The megafire Camp Fire devastated Paradise, a town of 25,000 on the foothills of the Sierra Nevada in California, on November 8, 2018. Most expensive disaster of the year in destroyed assets, it covered 620.5 square miles, killed 86 people and destroyed 18,000 structures in four hours, while driving 20,000 residents to relocate across the United States. It ranks at the very top of the fires that affect California every year.

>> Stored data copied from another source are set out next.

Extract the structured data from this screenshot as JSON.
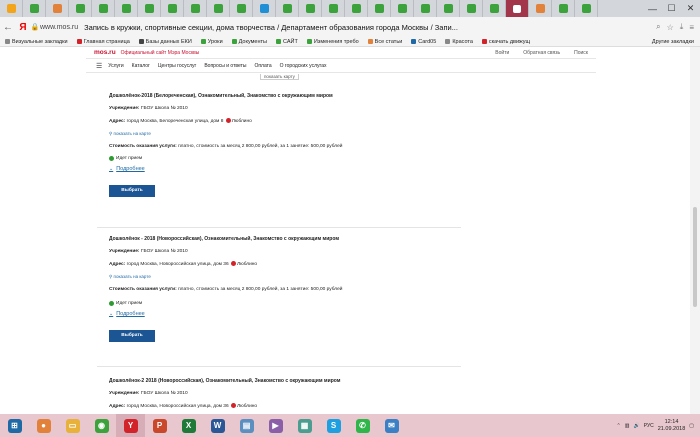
{
  "tabs": [
    {
      "color": "#f2a41b"
    },
    {
      "color": "#3ca33c"
    },
    {
      "color": "#e2823a"
    },
    {
      "color": "#3ca33c"
    },
    {
      "color": "#3ca33c"
    },
    {
      "color": "#3ca33c"
    },
    {
      "color": "#3ca33c"
    },
    {
      "color": "#3ca33c"
    },
    {
      "color": "#3ca33c"
    },
    {
      "color": "#3ca33c"
    },
    {
      "color": "#3ca33c"
    },
    {
      "color": "#1f8fd6"
    },
    {
      "color": "#3ca33c"
    },
    {
      "color": "#3ca33c"
    },
    {
      "color": "#3ca33c"
    },
    {
      "color": "#3ca33c"
    },
    {
      "color": "#3ca33c"
    },
    {
      "color": "#3ca33c"
    },
    {
      "color": "#3ca33c"
    },
    {
      "color": "#3ca33c"
    },
    {
      "color": "#3ca33c"
    },
    {
      "color": "#3ca33c"
    },
    {
      "color": "#c8102e"
    },
    {
      "color": "#e2823a"
    },
    {
      "color": "#3ca33c"
    },
    {
      "color": "#3ca33c"
    }
  ],
  "active_tab_index": 22,
  "browser": {
    "url": "www.mos.ru",
    "page_title": "Запись в кружки, спортивные секции, дома творчества / Департамент образования города Москвы / Запи..."
  },
  "bookmarks": {
    "items": [
      {
        "label": "Визуальные закладки",
        "color": "#888888"
      },
      {
        "label": "Главная страница",
        "color": "#d2232a"
      },
      {
        "label": "Базы данных ЕКИ",
        "color": "#444444"
      },
      {
        "label": "Уроки",
        "color": "#3ca33c"
      },
      {
        "label": "Документы",
        "color": "#3ca33c"
      },
      {
        "label": "САЙТ",
        "color": "#3ca33c"
      },
      {
        "label": "Изменения требо",
        "color": "#3ca33c"
      },
      {
        "label": "Все статьи",
        "color": "#e2823a"
      },
      {
        "label": "Card05",
        "color": "#1f6aa5"
      },
      {
        "label": "Красота",
        "color": "#888888"
      },
      {
        "label": "скачать движущ",
        "color": "#d2232a"
      }
    ],
    "other_label": "Другие закладки"
  },
  "site": {
    "logo": "mos.ru",
    "tagline": "Официальный сайт Мэра Москвы",
    "links": [
      "Войти",
      "Обратная связь",
      "Поиск"
    ],
    "nav": [
      "Услуги",
      "Каталог",
      "Центры госуслуг",
      "Вопросы и ответы",
      "Оплата",
      "О городских услугах"
    ]
  },
  "top_map_link": "показать карту",
  "cards": [
    {
      "title": "Дошколёнок-2018 (Белореченская), Ознакомительный, Знакомство с окружающим миром",
      "org_label": "Учреждение:",
      "org": "ГБОУ Школа № 2010",
      "addr_label": "Адрес:",
      "addr": "город Москва, Белореченская улица, дом 8",
      "metro": "Люблино",
      "map_link": "показать на карте",
      "cost_label": "Стоимость оказания услуги:",
      "cost": "платно, стоимость за месяц 2 800,00 рублей, за 1 занятие: 500,00 рублей",
      "status": "Идет прием",
      "more": "Подробнее",
      "button": "Выбрать"
    },
    {
      "title": "Дошколёнок - 2018 (Новороссийская), Ознакомительный, Знакомство с окружающим миром",
      "org_label": "Учреждение:",
      "org": "ГБОУ Школа № 2010",
      "addr_label": "Адрес:",
      "addr": "город Москва, Новороссийская улица, дом 36",
      "metro": "Люблино",
      "map_link": "показать на карте",
      "cost_label": "Стоимость оказания услуги:",
      "cost": "платно, стоимость за месяц 2 800,00 рублей, за 1 занятие: 500,00 рублей",
      "status": "Идет прием",
      "more": "Подробнее",
      "button": "Выбрать"
    },
    {
      "title": "Дошколёнок-2 2018 (Новороссийская), Ознакомительный, Знакомство с окружающим миром",
      "org_label": "Учреждение:",
      "org": "ГБОУ Школа № 2010",
      "addr_label": "Адрес:",
      "addr": "город Москва, Новороссийская улица, дом 36",
      "metro": "Люблино"
    }
  ],
  "taskbar": {
    "apps": [
      {
        "name": "start-button",
        "glyph": "⊞",
        "color": "#1f6aa5"
      },
      {
        "name": "firefox-app",
        "glyph": "●",
        "color": "#e2823a"
      },
      {
        "name": "explorer-app",
        "glyph": "▭",
        "color": "#e8b23a"
      },
      {
        "name": "chrome-app",
        "glyph": "◉",
        "color": "#3ca33c"
      },
      {
        "name": "yandex-browser-app",
        "glyph": "Y",
        "color": "#d2232a"
      },
      {
        "name": "powerpoint-app",
        "glyph": "P",
        "color": "#c9472b"
      },
      {
        "name": "excel-app",
        "glyph": "X",
        "color": "#1f7a3a"
      },
      {
        "name": "word-app",
        "glyph": "W",
        "color": "#2b5797"
      },
      {
        "name": "notepad-app",
        "glyph": "▤",
        "color": "#5a8fc0"
      },
      {
        "name": "media-app",
        "glyph": "▶",
        "color": "#8a5fa8"
      },
      {
        "name": "app-11",
        "glyph": "▦",
        "color": "#4a9d8f"
      },
      {
        "name": "skype-app",
        "glyph": "S",
        "color": "#1ea0e0"
      },
      {
        "name": "whatsapp-app",
        "glyph": "✆",
        "color": "#2fb54a"
      },
      {
        "name": "app-14",
        "glyph": "✉",
        "color": "#3b7fc4"
      }
    ],
    "lang": "РУС",
    "time": "12:14",
    "date": "21.09.2018"
  }
}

I initiated “Paradise” as a study of our ability to adapt to environmental challenges. I am focusing in particular on the changes in our living spaces imposed by these new environmental conditions and aim to understand the motives of those who are rebuilding their “paradise” there. In order to distance myself from straight documentary photography and account for the intensity of emotion that I heard in my conversations with the survivors of Camp Fire, I confront the portraits from these encounters with a personal vision of the fire. The blazing colours of an infrared film give me the freedom to reinterpret our relationship to this element, whose power has forever at the same time lifted us up and terrified us.
This medium also reveals more of the photographed surface than that which is readily visible to the eye, further putting into question our ability to dominate nature. For a town named with such symbolism, this work invites us to consider the original meaning of the word apocalyptic: acting as a warning, the tale of Paradise gives us a glimpse at the next place, Australia, Brazil, Siberia, or elsewhere that will have to go through this healing after a disaster whose causes are, increasingly, human. It suggests our ever greater disconnect from nature, our hubris, our overconfidence, of wanting to go against her at all costs.